A patient will need to visit an endocrinologist to receive treatment for the condition. They specialize in diseases and issues that are caused by glands and hormones. Depending on the severity of symptoms, they may prescribe one of the following treatments for hyperthyroidism.


Typically medicines known as Thionamides are prescribed by a doctor to stop the thyroid from producing too many hormones. To make any noticeable changes, they need to be consumed for at least one to two months. Meanwhile, beta-blockers may also be given to provide some relief against symptoms. Once thyroid hormone levels return to normal, the dose will be steadily reduced and then eventually stopped. However, based on the condition’s severity, some people may need to take medication for years or even their lifetime. 

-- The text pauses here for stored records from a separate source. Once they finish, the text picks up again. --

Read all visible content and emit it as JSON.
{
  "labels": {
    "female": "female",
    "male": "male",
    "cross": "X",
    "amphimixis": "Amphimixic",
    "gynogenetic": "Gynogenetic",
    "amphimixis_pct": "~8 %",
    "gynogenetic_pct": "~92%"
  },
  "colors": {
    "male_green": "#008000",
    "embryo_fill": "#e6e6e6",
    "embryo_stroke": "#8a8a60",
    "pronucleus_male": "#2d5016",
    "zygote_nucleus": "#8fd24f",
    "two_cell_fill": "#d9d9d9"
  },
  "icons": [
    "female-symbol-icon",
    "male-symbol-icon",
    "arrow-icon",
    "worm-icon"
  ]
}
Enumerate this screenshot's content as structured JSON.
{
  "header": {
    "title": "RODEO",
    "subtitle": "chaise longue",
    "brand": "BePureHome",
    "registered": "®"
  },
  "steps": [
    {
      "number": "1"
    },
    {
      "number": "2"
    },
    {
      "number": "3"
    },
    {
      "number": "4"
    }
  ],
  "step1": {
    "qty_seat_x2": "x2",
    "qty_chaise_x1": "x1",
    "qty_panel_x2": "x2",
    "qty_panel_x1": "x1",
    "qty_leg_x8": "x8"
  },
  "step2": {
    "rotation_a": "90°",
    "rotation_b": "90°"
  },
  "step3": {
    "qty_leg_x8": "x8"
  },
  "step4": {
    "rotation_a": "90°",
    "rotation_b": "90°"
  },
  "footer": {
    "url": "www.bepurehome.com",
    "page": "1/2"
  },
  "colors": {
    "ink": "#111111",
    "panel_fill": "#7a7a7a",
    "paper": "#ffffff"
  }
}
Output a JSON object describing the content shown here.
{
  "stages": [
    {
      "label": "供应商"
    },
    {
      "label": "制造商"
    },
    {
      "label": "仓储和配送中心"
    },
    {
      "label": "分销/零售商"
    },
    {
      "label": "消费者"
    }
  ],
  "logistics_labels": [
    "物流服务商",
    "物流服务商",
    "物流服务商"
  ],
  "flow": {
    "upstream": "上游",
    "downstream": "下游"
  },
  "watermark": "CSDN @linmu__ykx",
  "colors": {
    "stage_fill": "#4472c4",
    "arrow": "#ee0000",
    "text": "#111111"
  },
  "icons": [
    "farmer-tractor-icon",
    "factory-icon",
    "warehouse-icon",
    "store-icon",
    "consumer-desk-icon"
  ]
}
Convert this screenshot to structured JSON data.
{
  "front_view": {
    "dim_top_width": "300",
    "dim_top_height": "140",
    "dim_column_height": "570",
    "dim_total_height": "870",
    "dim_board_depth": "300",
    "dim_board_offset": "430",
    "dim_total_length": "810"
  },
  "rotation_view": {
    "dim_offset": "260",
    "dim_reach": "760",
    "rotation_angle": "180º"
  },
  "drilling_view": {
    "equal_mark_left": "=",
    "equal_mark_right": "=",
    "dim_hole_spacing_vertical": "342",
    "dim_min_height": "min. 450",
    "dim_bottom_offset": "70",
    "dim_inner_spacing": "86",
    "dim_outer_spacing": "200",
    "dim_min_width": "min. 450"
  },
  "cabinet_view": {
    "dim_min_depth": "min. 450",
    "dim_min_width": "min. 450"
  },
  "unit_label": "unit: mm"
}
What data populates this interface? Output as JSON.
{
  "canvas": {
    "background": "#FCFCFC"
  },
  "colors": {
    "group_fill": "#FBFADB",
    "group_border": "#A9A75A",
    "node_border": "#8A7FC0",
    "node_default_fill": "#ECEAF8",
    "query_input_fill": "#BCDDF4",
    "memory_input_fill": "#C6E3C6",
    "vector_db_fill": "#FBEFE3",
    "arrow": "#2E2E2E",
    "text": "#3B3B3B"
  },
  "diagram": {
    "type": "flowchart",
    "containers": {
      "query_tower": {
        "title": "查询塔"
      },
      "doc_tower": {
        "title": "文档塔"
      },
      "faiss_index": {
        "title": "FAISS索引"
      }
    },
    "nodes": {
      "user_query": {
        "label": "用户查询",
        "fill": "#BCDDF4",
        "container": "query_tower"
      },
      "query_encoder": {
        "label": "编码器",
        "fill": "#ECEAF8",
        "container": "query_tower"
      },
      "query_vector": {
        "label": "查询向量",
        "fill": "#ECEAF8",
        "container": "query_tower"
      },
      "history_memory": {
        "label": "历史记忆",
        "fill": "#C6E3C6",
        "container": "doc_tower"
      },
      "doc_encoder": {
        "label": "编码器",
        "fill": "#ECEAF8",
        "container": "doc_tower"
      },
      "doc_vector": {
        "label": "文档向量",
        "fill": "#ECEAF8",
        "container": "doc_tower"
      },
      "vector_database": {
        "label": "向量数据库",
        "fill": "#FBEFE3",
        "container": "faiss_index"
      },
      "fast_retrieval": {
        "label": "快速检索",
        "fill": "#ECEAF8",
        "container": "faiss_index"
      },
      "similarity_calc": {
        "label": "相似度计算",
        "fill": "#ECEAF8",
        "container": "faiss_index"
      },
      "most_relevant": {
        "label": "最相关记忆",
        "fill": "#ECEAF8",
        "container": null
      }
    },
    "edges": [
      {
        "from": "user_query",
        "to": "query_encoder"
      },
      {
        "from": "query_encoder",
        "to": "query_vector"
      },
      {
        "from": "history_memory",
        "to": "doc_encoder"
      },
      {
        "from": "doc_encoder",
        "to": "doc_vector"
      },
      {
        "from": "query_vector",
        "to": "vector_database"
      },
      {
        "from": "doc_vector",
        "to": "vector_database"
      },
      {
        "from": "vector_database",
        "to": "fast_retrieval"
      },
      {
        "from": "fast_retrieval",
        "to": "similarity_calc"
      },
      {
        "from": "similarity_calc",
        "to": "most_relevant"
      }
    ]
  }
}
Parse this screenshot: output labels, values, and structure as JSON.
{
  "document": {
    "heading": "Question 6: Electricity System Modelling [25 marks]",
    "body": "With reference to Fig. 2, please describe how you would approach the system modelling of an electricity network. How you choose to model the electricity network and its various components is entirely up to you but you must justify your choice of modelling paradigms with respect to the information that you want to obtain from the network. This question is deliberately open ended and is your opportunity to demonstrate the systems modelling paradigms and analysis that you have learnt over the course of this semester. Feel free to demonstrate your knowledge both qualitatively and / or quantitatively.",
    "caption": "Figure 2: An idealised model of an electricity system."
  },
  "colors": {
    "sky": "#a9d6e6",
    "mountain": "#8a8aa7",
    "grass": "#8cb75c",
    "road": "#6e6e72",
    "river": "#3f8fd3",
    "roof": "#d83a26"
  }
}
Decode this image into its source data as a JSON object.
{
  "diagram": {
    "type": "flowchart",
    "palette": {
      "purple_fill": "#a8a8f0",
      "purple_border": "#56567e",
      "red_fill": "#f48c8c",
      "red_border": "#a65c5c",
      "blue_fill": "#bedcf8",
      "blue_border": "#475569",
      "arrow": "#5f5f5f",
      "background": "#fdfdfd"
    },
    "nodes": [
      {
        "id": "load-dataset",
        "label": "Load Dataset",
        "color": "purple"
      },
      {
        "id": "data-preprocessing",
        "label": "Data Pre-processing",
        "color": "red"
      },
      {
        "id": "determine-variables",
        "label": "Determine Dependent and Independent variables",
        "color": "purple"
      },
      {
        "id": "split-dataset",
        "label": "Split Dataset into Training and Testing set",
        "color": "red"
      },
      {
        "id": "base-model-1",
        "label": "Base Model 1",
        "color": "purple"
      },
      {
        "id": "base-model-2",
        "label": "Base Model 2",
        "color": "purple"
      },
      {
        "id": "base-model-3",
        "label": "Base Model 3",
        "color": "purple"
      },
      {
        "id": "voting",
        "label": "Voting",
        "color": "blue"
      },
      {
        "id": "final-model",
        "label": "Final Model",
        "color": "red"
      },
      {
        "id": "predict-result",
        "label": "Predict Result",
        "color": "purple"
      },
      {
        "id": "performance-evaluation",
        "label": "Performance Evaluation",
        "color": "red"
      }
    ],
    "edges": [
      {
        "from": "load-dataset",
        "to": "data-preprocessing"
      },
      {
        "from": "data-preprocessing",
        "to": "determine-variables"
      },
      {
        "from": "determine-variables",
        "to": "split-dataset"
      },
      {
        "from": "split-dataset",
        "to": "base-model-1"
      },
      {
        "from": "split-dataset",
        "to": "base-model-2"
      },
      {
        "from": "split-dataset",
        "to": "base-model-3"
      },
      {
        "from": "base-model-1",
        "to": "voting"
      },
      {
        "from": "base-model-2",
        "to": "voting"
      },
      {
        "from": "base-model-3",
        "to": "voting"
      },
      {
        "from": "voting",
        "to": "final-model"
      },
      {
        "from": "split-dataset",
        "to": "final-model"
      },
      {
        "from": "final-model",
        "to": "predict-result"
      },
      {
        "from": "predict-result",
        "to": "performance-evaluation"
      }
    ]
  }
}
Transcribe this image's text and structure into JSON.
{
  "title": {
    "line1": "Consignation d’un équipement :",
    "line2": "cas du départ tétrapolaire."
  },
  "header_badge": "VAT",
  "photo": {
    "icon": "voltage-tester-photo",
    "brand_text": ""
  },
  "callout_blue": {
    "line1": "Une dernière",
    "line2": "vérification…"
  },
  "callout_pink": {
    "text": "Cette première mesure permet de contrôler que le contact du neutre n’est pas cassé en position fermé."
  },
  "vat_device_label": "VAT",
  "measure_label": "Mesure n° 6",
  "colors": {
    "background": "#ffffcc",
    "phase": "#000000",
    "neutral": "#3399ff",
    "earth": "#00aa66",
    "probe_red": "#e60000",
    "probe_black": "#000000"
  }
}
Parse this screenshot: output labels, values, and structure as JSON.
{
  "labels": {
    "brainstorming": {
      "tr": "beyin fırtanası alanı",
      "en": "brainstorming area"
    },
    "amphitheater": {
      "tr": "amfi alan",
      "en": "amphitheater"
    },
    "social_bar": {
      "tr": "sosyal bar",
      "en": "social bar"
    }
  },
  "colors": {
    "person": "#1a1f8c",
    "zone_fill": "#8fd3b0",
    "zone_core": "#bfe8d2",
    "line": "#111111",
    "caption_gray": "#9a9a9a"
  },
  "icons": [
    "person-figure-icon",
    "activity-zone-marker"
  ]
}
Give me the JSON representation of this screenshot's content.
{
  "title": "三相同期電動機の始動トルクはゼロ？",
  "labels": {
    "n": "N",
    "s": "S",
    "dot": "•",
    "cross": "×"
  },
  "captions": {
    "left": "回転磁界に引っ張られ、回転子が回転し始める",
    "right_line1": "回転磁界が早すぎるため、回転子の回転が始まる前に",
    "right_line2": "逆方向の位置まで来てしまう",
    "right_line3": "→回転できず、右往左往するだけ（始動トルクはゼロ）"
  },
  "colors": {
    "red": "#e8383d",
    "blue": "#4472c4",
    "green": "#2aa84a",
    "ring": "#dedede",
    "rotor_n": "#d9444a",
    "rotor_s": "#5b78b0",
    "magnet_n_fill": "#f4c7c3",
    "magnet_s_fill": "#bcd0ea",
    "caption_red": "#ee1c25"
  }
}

Radioactive iodine treatment

It is a type of radiotherapy that doctors use to eliminate cells in the gland, thus reducing the number of hormones. A patient will have to consume a capsule or a drink containing iodine. They will then be subjected to a low dose of radiation which will target the cells. 

Even though it does take a few weeks or months before a person sees any notable changes, it is considered a highly effective treatment that can cure the condition. After the treatment, some medicines will be prescribed to help manage the symptoms until the body can recover.

It is vital to note that women who are pregnant or nursing a child are not allowed to undergo this treatment. In addition, other individuals who are approved and receive radioactive iodine treatment need to take some precautions to ensure that those around them are safe. They should avoid any close contact with pregnant women or children for a recommended time. It is also essential that women should not get pregnant for six months, and men should refrain from fathering a child for a minimum period of four months. 


In some cases, doctors may recommend surgery to remove the thyroid gland either partly or entirely. If the gland is severely swollen, serious eye problems are prevalent due to the condition, less invasive treatments are not possible, or symptoms return after such treatment. 

Once the gland is removed, it will be impossible for the symptoms of the condition to resurface. However, medication will be required for the rest of a patient’s life to compensate for the lack of hormones. 

Suppose you or your loved one have this condition. In that case, you need to visit a doctor specializing in endocrinology as soon as possible because less invasive treatments are most effective when done in an early stage.